Development of Platform Yeast Strain Capable of Direct Fermentation of Raw Biomass to Ethanol

Lignocellulosic biomass, particularly from agricultural and forestry sectors, represents a rather unused low-cost source for production of biofuel (alkanes and fatty alcohols), commodity chemicals (waxes), fine chemicals (sesquiterpenes, bioplastics) and proteins (enzymes, pharmaceuticals). To convert them into such products, the presence of the robust microbial platform is required. However, significant challenges exist for the efficient cost-effective conversion of biomass to such materials. One technical barrier for biomass conversion is the stress condition caused by toxic compounds released from the chemical pretreatment process or the enzymatic digestion of biomass in which remarkably interfere with microbial growth and subsequent fermentation. We believe they are many broad yeast candidates available in nature, which can move beyond difficulties to out boundary so that the good platform for fermentation of lignocellulosic biomass could be built without too much genetic modification. However, the selection of appropriate candidates is not easy due to the unique adaptation possessed by many yeasts upon the environmental stress.
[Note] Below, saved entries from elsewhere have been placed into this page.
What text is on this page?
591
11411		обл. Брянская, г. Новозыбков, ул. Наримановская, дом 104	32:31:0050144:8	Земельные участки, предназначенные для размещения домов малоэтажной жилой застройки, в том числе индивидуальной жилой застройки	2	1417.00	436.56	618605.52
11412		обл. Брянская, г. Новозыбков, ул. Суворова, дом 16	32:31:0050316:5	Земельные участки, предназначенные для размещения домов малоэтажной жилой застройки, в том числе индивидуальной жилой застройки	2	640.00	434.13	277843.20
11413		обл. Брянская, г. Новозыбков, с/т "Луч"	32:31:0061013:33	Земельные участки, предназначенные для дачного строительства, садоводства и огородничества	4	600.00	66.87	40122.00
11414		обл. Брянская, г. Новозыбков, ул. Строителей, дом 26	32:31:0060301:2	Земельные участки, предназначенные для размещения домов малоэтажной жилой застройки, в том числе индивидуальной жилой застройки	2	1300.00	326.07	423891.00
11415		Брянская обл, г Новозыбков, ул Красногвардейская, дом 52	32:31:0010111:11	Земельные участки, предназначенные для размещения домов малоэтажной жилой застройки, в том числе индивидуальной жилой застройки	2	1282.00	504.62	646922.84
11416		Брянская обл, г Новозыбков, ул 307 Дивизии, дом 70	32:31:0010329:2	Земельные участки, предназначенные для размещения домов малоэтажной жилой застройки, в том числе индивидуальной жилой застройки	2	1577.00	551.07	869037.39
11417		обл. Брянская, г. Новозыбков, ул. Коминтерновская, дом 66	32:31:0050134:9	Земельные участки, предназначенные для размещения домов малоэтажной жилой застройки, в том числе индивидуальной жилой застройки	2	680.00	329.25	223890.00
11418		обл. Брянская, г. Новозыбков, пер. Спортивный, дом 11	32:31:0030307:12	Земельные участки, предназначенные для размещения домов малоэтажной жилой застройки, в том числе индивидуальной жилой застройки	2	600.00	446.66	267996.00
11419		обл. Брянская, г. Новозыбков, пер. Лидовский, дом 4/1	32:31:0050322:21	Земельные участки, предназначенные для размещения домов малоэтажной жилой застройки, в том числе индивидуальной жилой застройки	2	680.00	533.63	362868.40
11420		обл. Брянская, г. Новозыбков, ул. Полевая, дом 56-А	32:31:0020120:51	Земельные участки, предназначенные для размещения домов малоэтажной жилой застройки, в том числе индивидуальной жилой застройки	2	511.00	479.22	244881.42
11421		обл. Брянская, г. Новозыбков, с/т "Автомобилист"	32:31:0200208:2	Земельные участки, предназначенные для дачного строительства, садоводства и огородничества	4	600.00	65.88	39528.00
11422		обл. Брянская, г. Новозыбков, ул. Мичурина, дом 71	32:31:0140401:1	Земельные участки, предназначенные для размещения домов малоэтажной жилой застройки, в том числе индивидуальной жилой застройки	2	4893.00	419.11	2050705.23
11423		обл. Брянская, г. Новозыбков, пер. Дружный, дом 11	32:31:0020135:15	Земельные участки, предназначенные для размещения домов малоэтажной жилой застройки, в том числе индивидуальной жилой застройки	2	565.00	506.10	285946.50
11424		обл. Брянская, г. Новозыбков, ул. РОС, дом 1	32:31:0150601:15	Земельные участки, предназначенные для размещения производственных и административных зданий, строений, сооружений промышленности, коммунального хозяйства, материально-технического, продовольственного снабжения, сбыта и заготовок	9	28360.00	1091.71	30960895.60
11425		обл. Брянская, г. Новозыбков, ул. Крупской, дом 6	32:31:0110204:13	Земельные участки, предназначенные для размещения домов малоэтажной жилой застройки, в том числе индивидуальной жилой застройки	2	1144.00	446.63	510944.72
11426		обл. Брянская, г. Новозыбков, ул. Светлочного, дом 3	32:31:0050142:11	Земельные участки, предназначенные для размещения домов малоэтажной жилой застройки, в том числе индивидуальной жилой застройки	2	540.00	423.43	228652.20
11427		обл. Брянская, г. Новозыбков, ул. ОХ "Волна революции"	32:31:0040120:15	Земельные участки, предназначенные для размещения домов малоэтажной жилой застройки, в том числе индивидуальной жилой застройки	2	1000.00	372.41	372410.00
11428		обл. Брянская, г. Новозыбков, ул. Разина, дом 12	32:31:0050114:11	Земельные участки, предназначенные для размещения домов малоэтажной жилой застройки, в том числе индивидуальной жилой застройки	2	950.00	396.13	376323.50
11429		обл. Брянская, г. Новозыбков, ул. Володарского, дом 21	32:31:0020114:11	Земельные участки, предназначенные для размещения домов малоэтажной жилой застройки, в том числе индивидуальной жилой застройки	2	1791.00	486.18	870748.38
The intensive screening should be conducted using natural resources, such as soil, leaf, fermented foods. However, to screen across such a wide range of resources requires arduous, cost- and time-consuming processes as well as knowledges. In this study, we have developed rapid method for screening the candidate yeasts from huge number of yeast strains deposited in NITE Biological Resource Center (NBRC) and also in Indonesia Culture Collection (InaCC), which capable of direct fermentation of lignocellulosic sugar lysate into ethanol. By screening of more than 3000 yeast strains, we found some potential candidates for rapid fermentation of sugars, from the lignocellulosic sugar lysate and also from the synthetic medium containing high concentrated inhibitory chemical cocktails. Most of yeasts screened as candidate strains are belong to Saccharomyces cerevisiae with specific phenotypes such as high-temperature adaptive, flocculation and rapid invasive growth.